Seccombe and Arber, comps. Elizabethan Sonnets. 1904.

Parthenophil and Parthenophe

Elegy XV. O dear remembrance of my Lady’s eyes

Barnabe Barnes (1569?–1609)

O DEAR remembrance of my Lady’s eyes,

In mind whose revolutions I revolve!

To you, mine heart’s bright guide stars! my Soul cries

Upon some happy Sentence to resolve.

A Sentence either of my life or death!

So bail me from the dungeon of Despair!

On you! I cry, with interrupted breath,

On you! and none but you! to cross my care.

My care to cross, least I be crucified,

Above the patience of a human soul!

Do this! ah this! and still be glorified!

Do this! and let eternities enrol

Thy fame and name!
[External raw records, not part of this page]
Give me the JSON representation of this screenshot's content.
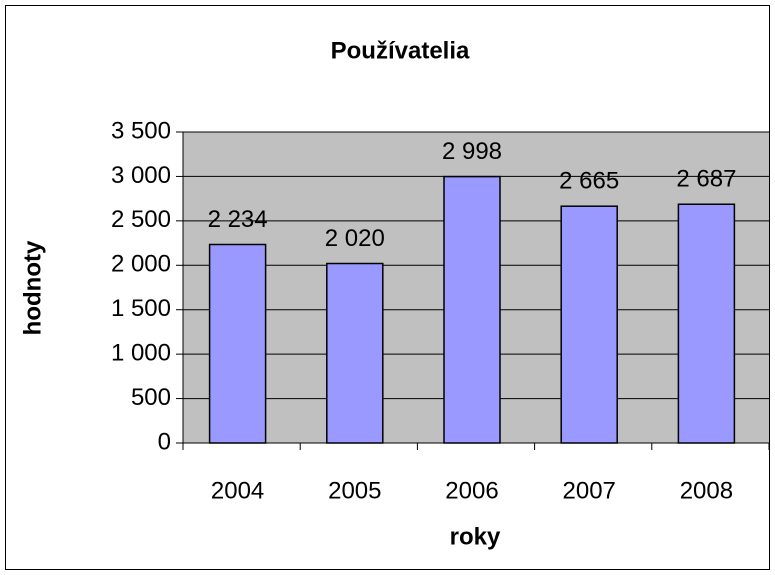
{
  "chart_data": {
    "type": "bar",
    "title": "Používatelia",
    "x_label": "roky",
    "y_label": "hodnoty",
    "categories": [
      "2004",
      "2005",
      "2006",
      "2007",
      "2008"
    ],
    "values": [
      2234,
      2020,
      2998,
      2665,
      2687
    ],
    "value_labels": [
      "2 234",
      "2 020",
      "2 998",
      "2 665",
      "2 687"
    ],
    "color": "#9999ff",
    "ylim": [
      0,
      3500
    ],
    "yticks": [
      0,
      500,
      {
        "value": 1000,
        "label": "1 000"
      },
      {
        "value": 1500,
        "label": "1 500"
      },
      {
        "value": 2000,
        "label": "2 000"
      },
      {
        "value": 2500,
        "label": "2 500"
      },
      {
        "value": 3000,
        "label": "3 000"
      },
      {
        "value": 3500,
        "label": "3 500"
      }
    ],
    "grid": true
  }
}
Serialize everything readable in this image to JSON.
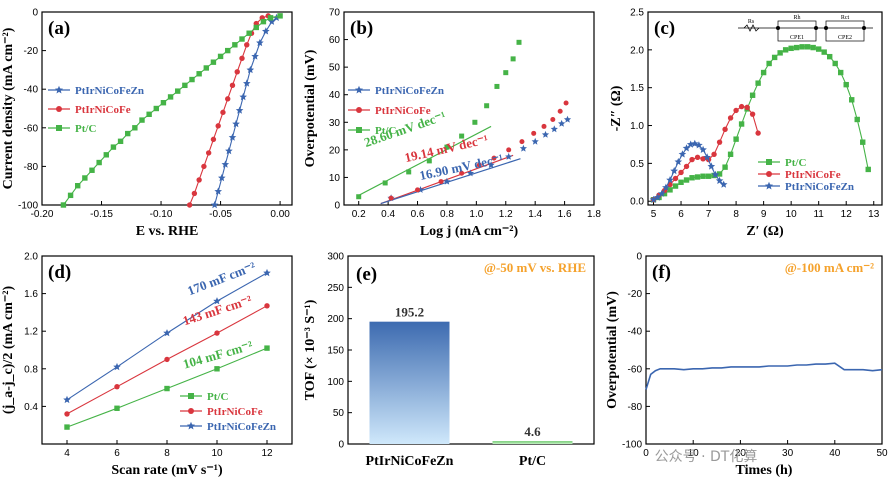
{
  "colors": {
    "blue": "#3b66b0",
    "red": "#d9363e",
    "green": "#45b347",
    "orange": "#f5a22c",
    "axis": "#000000"
  },
  "watermark": "公众号 · DT化算",
  "chart_data": [
    {
      "id": "a",
      "type": "line",
      "panel_label": "(a)",
      "xlabel": "E vs. RHE",
      "ylabel": "Current density (mA cm⁻²)",
      "xlim": [
        -0.2,
        0.01
      ],
      "ylim": [
        -100,
        0
      ],
      "xticks": [
        "-0.20",
        "-0.15",
        "-0.10",
        "-0.05",
        "0.00"
      ],
      "yticks": [
        "0",
        "-20",
        "-40",
        "-60",
        "-80",
        "-100"
      ],
      "legend": "left",
      "series": [
        {
          "name": "PtIrNiCoFeZn",
          "color_key": "blue",
          "marker": "star",
          "x": [
            -0.055,
            -0.052,
            -0.049,
            -0.046,
            -0.043,
            -0.04,
            -0.037,
            -0.034,
            -0.031,
            -0.028,
            -0.025,
            -0.021,
            -0.017,
            -0.012,
            -0.007,
            -0.003
          ],
          "y": [
            -100,
            -93,
            -86,
            -79,
            -72,
            -65,
            -58,
            -51,
            -44,
            -37,
            -30,
            -23,
            -16,
            -10,
            -5,
            -3
          ]
        },
        {
          "name": "PtIrNiCoFe",
          "color_key": "red",
          "marker": "circle",
          "x": [
            -0.076,
            -0.072,
            -0.068,
            -0.064,
            -0.06,
            -0.056,
            -0.052,
            -0.048,
            -0.044,
            -0.04,
            -0.036,
            -0.032,
            -0.028,
            -0.024,
            -0.02,
            -0.015,
            -0.01
          ],
          "y": [
            -100,
            -94,
            -87,
            -80,
            -73,
            -66,
            -59,
            -52,
            -45,
            -38,
            -31,
            -24,
            -17,
            -11,
            -6,
            -3,
            -2
          ]
        },
        {
          "name": "Pt/C",
          "color_key": "green",
          "marker": "square",
          "x": [
            -0.182,
            -0.176,
            -0.17,
            -0.164,
            -0.158,
            -0.152,
            -0.146,
            -0.14,
            -0.134,
            -0.128,
            -0.122,
            -0.116,
            -0.11,
            -0.104,
            -0.098,
            -0.092,
            -0.086,
            -0.08,
            -0.074,
            -0.068,
            -0.062,
            -0.056,
            -0.05,
            -0.044,
            -0.038,
            -0.032,
            -0.026,
            -0.02,
            -0.014,
            -0.008,
            0.0
          ],
          "y": [
            -100,
            -95,
            -90,
            -86,
            -82,
            -78,
            -74,
            -70,
            -67,
            -63,
            -60,
            -56,
            -53,
            -50,
            -47,
            -44,
            -41,
            -38,
            -35,
            -32,
            -29,
            -26,
            -23,
            -20,
            -17,
            -14,
            -11,
            -8,
            -5,
            -3,
            -2
          ]
        }
      ]
    },
    {
      "id": "b",
      "type": "scatter",
      "panel_label": "(b)",
      "xlabel": "Log j (mA cm⁻²)",
      "ylabel": "Overpotential (mV)",
      "xlim": [
        0.1,
        1.8
      ],
      "ylim": [
        0,
        70
      ],
      "xticks": [
        "0.2",
        "0.4",
        "0.6",
        "0.8",
        "1.0",
        "1.2",
        "1.4",
        "1.6",
        "1.8"
      ],
      "yticks": [
        "0",
        "10",
        "20",
        "30",
        "40",
        "50",
        "60",
        "70"
      ],
      "legend": "left",
      "annotations": [
        "28.60 mV dec⁻¹",
        "19.14 mV dec⁻¹",
        "16.90 mV dec⁻¹"
      ],
      "series": [
        {
          "name": "PtIrNiCoFeZn",
          "color_key": "blue",
          "marker": "star",
          "x": [
            0.42,
            0.62,
            0.8,
            0.96,
            1.1,
            1.22,
            1.32,
            1.4,
            1.47,
            1.53,
            1.58,
            1.62
          ],
          "y": [
            2.5,
            5.5,
            8.5,
            11.5,
            14.5,
            17.5,
            20.5,
            23.0,
            25.5,
            27.5,
            29.5,
            31
          ]
        },
        {
          "name": "PtIrNiCoFe",
          "color_key": "red",
          "marker": "circle",
          "x": [
            0.42,
            0.6,
            0.76,
            0.9,
            1.02,
            1.12,
            1.22,
            1.31,
            1.39,
            1.46,
            1.52,
            1.57,
            1.61
          ],
          "y": [
            2.5,
            5.5,
            8.5,
            11.5,
            14.5,
            17,
            20,
            23,
            26,
            28.5,
            31,
            34,
            37
          ]
        },
        {
          "name": "Pt/C",
          "color_key": "green",
          "marker": "square",
          "x": [
            0.2,
            0.38,
            0.54,
            0.68,
            0.8,
            0.9,
            0.99,
            1.07,
            1.14,
            1.2,
            1.25,
            1.29
          ],
          "y": [
            3,
            8,
            12,
            16,
            21,
            25,
            30,
            36,
            43,
            48,
            53,
            59
          ]
        }
      ],
      "fits": [
        {
          "color_key": "green",
          "x": [
            0.2,
            1.1
          ],
          "y": [
            3.5,
            28.5
          ]
        },
        {
          "color_key": "red",
          "x": [
            0.35,
            1.25
          ],
          "y": [
            0.5,
            18.0
          ]
        },
        {
          "color_key": "blue",
          "x": [
            0.35,
            1.3
          ],
          "y": [
            0.5,
            16.8
          ]
        }
      ]
    },
    {
      "id": "c",
      "type": "line",
      "panel_label": "(c)",
      "xlabel": "Z′ (Ω)",
      "ylabel": "-Z″ (Ω)",
      "xlim": [
        4.8,
        13.3
      ],
      "ylim": [
        -0.05,
        2.5
      ],
      "xticks": [
        "5",
        "6",
        "7",
        "8",
        "9",
        "10",
        "11",
        "12",
        "13"
      ],
      "yticks": [
        "0.0",
        "0.5",
        "1.0",
        "1.5",
        "2.0",
        "2.5"
      ],
      "legend": "bottom-right",
      "circuit_labels": [
        "Rs",
        "Rh",
        "Rct",
        "CPE1",
        "CPE2"
      ],
      "series": [
        {
          "name": "Pt/C",
          "color_key": "green",
          "marker": "square",
          "x": [
            5.0,
            5.2,
            5.4,
            5.6,
            5.8,
            6.0,
            6.2,
            6.4,
            6.6,
            6.8,
            7.0,
            7.2,
            7.4,
            7.6,
            7.8,
            8.0,
            8.2,
            8.4,
            8.6,
            8.8,
            9.0,
            9.2,
            9.4,
            9.6,
            9.8,
            10.0,
            10.2,
            10.4,
            10.6,
            10.8,
            11.0,
            11.2,
            11.4,
            11.6,
            11.8,
            12.0,
            12.2,
            12.4,
            12.6,
            12.8
          ],
          "y": [
            0.02,
            0.05,
            0.1,
            0.15,
            0.2,
            0.25,
            0.28,
            0.31,
            0.32,
            0.33,
            0.33,
            0.34,
            0.36,
            0.45,
            0.62,
            0.82,
            1.02,
            1.22,
            1.4,
            1.56,
            1.7,
            1.82,
            1.9,
            1.96,
            2.0,
            2.02,
            2.03,
            2.04,
            2.04,
            2.03,
            2.01,
            1.97,
            1.91,
            1.82,
            1.7,
            1.54,
            1.34,
            1.08,
            0.78,
            0.42
          ]
        },
        {
          "name": "PtIrNiCoFe",
          "color_key": "red",
          "marker": "circle",
          "x": [
            5.0,
            5.2,
            5.4,
            5.6,
            5.8,
            6.0,
            6.2,
            6.4,
            6.6,
            6.8,
            7.0,
            7.2,
            7.4,
            7.6,
            7.8,
            8.0,
            8.2,
            8.4,
            8.6,
            8.8
          ],
          "y": [
            0.02,
            0.08,
            0.14,
            0.22,
            0.3,
            0.38,
            0.46,
            0.55,
            0.58,
            0.56,
            0.55,
            0.62,
            0.78,
            0.95,
            1.1,
            1.2,
            1.25,
            1.24,
            1.15,
            0.9
          ]
        },
        {
          "name": "PtIrNiCoFeZn",
          "color_key": "blue",
          "marker": "star",
          "x": [
            5.0,
            5.15,
            5.3,
            5.45,
            5.6,
            5.75,
            5.9,
            6.05,
            6.2,
            6.35,
            6.5,
            6.65,
            6.8,
            6.95,
            7.1,
            7.25,
            7.4,
            7.55
          ],
          "y": [
            0.02,
            0.05,
            0.1,
            0.18,
            0.28,
            0.4,
            0.52,
            0.62,
            0.7,
            0.75,
            0.76,
            0.74,
            0.68,
            0.58,
            0.46,
            0.35,
            0.27,
            0.22
          ]
        }
      ]
    },
    {
      "id": "d",
      "type": "line",
      "panel_label": "(d)",
      "xlabel": "Scan rate (mV s⁻¹)",
      "ylabel": "(j_a-j_c)/2 (mA cm⁻²)",
      "xlim": [
        3,
        13
      ],
      "ylim": [
        0,
        2.0
      ],
      "xticks": [
        "4",
        "6",
        "8",
        "10",
        "12"
      ],
      "yticks": [
        "0.4",
        "0.8",
        "1.2",
        "1.6",
        "2.0"
      ],
      "legend": "bottom-right",
      "annotations": [
        "170 mF cm⁻²",
        "143 mF cm⁻²",
        "104 mF cm⁻²"
      ],
      "series": [
        {
          "name": "Pt/C",
          "color_key": "green",
          "marker": "square",
          "x": [
            4,
            6,
            8,
            10,
            12
          ],
          "y": [
            0.18,
            0.38,
            0.59,
            0.8,
            1.02
          ]
        },
        {
          "name": "PtIrNiCoFe",
          "color_key": "red",
          "marker": "circle",
          "x": [
            4,
            6,
            8,
            10,
            12
          ],
          "y": [
            0.32,
            0.61,
            0.9,
            1.18,
            1.47
          ]
        },
        {
          "name": "PtIrNiCoFeZn",
          "color_key": "blue",
          "marker": "star",
          "x": [
            4,
            6,
            8,
            10,
            12
          ],
          "y": [
            0.47,
            0.82,
            1.18,
            1.52,
            1.82
          ]
        }
      ]
    },
    {
      "id": "e",
      "type": "bar",
      "panel_label": "(e)",
      "title": "@-50 mV vs. RHE",
      "ylabel": "TOF (× 10⁻³ S⁻¹)",
      "categories": [
        "PtIrNiCoFeZn",
        "Pt/C"
      ],
      "category_colors": [
        "blue",
        "green"
      ],
      "values": [
        195.2,
        4.6
      ],
      "value_labels": [
        "195.2",
        "4.6"
      ],
      "ylim": [
        0,
        300
      ],
      "yticks": [
        "0",
        "50",
        "100",
        "150",
        "200",
        "250",
        "300"
      ]
    },
    {
      "id": "f",
      "type": "line",
      "panel_label": "(f)",
      "title": "@-100 mA cm⁻²",
      "xlabel": "Times (h)",
      "ylabel": "Overpotential (mV)",
      "xlim": [
        0,
        50
      ],
      "ylim": [
        -100,
        0
      ],
      "xticks": [
        "0",
        "10",
        "20",
        "30",
        "40",
        "50"
      ],
      "yticks": [
        "0",
        "-20",
        "-40",
        "-60",
        "-80",
        "-100"
      ],
      "series": [
        {
          "name": "",
          "color_key": "blue",
          "marker": "none",
          "x": [
            0,
            1,
            2,
            3,
            4,
            5,
            6,
            8,
            10,
            12,
            14,
            16,
            18,
            20,
            22,
            24,
            26,
            28,
            30,
            32,
            34,
            36,
            38,
            40,
            42,
            44,
            46,
            48,
            50
          ],
          "y": [
            -71,
            -63,
            -61,
            -60,
            -60,
            -60,
            -60,
            -60.5,
            -60,
            -60,
            -59.5,
            -59.5,
            -59,
            -59,
            -59,
            -59,
            -58.5,
            -58.5,
            -58.5,
            -58,
            -58,
            -57.5,
            -57.5,
            -57,
            -60.5,
            -60.5,
            -60.5,
            -61,
            -60.5
          ]
        }
      ]
    }
  ]
}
Let them enrol for ever

In lasting records of still lasting steel!

Do this! ah this! and famous still persèver!

Which in another Age, thy ghost shall feel.

Yet, howsoever, thou, with me shall deal;

Thy beauty shall persèver in my Verse!

And thine eyes’ wound, which thine heart would not heal!

And my complaints, which could not thine heart pierce!

And thine hard heart, thy beauty’s shameful stain!

And that foul stain, thine endless infamy!

So, though Thou still in record do remain,

The records reckon but thine obloquy!

When on the paper, which my Passion bears,

Relenting readers, for my sake! shed tears.